Considerando o repasse da inflação, a receita da Taurus com a venda de armas cresceu 47,4% no primeiro semestre deste ano em relação ao mesmo período do ano passado. Sua participação no mercado brasileiro de armas passou de 21,3%, no primeiro semestre de 2021, para 28,6%. Foram 186 mil armas vendidas no Brasil de janeiro a junho, um aumento de 17,7% em base anual.

A Taurus produziu 1,1 milhão de armas no primeiro semestre deste ano, sendo 702 mil na fábrica brasileira, um aumento de 1,7% em relação a igual intervalo de 2021. A receita líquida da empresa alcançou R$ 1,3 bilhão de janeiro a junho, um aumento de 9,2% ante mesmo intervalo de 2021.

Os irmãos Flávio, Eduardo e Carlos Bolsonaro, senador pelo Rio, deputado federal por São Paulo e vereador carioca, respectivamente, são lobistas dos fabricantes de armas concorrentes da Taurus.
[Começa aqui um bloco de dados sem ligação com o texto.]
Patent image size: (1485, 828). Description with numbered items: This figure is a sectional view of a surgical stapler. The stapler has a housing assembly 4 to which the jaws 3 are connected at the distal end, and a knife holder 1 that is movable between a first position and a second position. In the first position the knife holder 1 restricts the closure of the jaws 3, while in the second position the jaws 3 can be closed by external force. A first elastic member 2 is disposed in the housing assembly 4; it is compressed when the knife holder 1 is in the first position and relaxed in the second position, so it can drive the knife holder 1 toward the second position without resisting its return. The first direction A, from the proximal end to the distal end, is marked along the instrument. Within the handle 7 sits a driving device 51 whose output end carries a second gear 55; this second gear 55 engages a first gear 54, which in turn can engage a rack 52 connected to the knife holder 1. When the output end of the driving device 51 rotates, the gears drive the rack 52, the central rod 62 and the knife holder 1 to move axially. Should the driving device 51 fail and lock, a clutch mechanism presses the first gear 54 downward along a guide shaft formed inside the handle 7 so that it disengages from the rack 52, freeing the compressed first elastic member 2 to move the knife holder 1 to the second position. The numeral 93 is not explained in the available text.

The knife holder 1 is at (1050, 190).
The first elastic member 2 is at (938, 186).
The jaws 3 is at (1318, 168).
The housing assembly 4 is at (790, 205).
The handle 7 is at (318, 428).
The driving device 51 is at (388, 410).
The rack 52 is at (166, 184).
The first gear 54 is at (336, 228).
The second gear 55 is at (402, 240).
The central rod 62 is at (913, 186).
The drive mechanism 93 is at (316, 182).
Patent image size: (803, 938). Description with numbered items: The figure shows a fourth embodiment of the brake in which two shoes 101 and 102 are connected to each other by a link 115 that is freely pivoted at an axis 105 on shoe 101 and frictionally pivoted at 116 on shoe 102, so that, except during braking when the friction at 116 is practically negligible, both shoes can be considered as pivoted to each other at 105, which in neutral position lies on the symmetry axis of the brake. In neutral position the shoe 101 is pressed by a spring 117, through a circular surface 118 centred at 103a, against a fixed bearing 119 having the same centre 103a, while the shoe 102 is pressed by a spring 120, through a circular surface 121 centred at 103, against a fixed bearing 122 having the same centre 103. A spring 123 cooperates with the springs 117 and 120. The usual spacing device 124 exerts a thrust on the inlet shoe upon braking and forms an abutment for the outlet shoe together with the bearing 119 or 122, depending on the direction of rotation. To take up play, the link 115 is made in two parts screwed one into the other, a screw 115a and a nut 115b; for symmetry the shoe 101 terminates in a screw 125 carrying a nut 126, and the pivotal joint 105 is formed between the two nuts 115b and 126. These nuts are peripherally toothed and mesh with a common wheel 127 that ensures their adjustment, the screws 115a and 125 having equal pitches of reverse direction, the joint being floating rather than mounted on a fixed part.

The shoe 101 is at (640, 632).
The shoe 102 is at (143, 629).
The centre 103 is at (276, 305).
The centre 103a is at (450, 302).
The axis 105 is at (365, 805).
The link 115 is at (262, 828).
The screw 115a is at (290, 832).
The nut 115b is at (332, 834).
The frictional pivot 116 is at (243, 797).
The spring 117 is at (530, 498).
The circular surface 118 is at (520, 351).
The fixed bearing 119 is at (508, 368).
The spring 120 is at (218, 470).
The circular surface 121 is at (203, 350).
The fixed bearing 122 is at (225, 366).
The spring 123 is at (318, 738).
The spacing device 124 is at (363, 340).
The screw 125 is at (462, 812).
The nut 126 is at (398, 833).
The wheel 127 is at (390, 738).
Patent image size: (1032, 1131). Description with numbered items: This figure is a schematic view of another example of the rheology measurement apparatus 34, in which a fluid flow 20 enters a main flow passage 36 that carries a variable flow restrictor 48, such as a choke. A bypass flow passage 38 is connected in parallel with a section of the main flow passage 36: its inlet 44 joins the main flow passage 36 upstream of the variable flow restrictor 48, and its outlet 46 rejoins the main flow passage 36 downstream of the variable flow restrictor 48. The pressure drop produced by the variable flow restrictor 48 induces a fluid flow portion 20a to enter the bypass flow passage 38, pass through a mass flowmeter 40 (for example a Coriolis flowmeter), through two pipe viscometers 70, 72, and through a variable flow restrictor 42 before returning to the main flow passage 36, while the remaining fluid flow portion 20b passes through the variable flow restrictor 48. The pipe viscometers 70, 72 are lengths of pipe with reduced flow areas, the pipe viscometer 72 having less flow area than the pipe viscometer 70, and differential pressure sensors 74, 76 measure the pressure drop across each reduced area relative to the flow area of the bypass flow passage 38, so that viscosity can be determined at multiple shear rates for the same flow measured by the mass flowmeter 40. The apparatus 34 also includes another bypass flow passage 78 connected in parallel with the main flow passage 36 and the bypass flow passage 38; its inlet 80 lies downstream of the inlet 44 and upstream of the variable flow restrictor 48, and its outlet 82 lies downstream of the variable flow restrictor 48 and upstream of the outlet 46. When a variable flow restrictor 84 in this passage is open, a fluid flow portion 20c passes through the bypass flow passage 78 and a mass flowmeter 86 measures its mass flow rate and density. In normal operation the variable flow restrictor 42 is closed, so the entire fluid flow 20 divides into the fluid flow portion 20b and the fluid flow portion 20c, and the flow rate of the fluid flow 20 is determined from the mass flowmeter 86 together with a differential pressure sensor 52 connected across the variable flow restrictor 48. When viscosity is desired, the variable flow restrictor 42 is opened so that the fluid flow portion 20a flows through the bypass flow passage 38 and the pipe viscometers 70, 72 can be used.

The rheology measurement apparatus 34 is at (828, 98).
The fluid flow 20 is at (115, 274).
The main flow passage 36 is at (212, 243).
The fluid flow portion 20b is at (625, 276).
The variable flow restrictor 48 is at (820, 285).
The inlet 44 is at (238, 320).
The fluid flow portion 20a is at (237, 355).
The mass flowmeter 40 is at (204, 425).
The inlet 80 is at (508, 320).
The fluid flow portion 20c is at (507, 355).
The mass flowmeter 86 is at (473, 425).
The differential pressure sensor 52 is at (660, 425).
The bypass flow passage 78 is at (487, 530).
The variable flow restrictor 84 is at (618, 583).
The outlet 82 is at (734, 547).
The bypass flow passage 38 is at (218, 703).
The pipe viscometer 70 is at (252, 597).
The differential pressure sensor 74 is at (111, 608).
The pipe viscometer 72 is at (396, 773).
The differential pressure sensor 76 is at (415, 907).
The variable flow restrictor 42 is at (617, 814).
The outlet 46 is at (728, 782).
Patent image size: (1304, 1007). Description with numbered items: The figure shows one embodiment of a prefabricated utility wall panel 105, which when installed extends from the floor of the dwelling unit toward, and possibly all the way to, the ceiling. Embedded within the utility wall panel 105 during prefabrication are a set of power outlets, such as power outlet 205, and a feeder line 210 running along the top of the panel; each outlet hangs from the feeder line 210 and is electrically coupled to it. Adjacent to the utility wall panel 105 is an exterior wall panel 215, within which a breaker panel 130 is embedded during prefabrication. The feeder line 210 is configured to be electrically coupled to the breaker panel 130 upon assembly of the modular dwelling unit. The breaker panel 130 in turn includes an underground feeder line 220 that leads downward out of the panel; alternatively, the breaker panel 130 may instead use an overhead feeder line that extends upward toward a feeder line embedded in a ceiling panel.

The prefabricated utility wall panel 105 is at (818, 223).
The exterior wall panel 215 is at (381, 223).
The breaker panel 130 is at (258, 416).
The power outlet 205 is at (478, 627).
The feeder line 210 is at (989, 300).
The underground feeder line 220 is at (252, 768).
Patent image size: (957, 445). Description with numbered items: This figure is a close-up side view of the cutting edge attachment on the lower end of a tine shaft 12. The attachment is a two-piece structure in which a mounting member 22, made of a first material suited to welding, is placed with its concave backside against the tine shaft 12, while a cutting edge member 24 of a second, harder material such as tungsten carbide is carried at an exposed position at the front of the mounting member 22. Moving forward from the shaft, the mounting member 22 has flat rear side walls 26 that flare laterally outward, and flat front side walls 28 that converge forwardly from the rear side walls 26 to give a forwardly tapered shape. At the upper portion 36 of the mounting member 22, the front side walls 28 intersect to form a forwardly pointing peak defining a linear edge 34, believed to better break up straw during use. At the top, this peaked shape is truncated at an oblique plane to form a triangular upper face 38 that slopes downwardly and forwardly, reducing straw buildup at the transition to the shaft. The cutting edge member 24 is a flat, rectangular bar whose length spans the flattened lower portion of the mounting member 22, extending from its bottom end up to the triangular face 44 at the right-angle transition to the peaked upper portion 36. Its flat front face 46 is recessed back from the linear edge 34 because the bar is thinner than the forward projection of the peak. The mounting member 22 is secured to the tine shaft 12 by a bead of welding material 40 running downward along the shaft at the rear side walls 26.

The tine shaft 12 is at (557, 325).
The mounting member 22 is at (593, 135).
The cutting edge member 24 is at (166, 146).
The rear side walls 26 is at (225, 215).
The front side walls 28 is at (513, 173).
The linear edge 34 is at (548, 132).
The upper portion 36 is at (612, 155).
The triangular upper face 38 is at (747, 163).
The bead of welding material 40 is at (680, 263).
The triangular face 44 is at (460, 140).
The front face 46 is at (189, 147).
Eduardo Bolsonaro tem conversado com gigantes estrangeiras do mundo dos armamentos e munições, como a alemã SIG Sauer e a italiana Beretta, para abrirem filiais no Brasil. Outras empresas do setor, como a austríaca Glock e a americana Smith & Wesson, também estariam interessadas em investir no país. A política de liberação do porte e uso de armas pelo presidente Jair Bolsonaro transformou o Brasil na fronteira do mercado de armas de pequeno porte para uso individual, em razão da multiplicação dos clubes de tiro.

“É uma situação que está fora do controle”, segundo o jornalista Leonardo Cavalcanti (SBTNews), pesquisador e mestrando em criminologia da Universidade de Brasília (UnB). De agosto de 2011 a julho deste ano, foram concedidas autorizações para 264.129 pessoas comprarem armas e munições, média de 795 por dia.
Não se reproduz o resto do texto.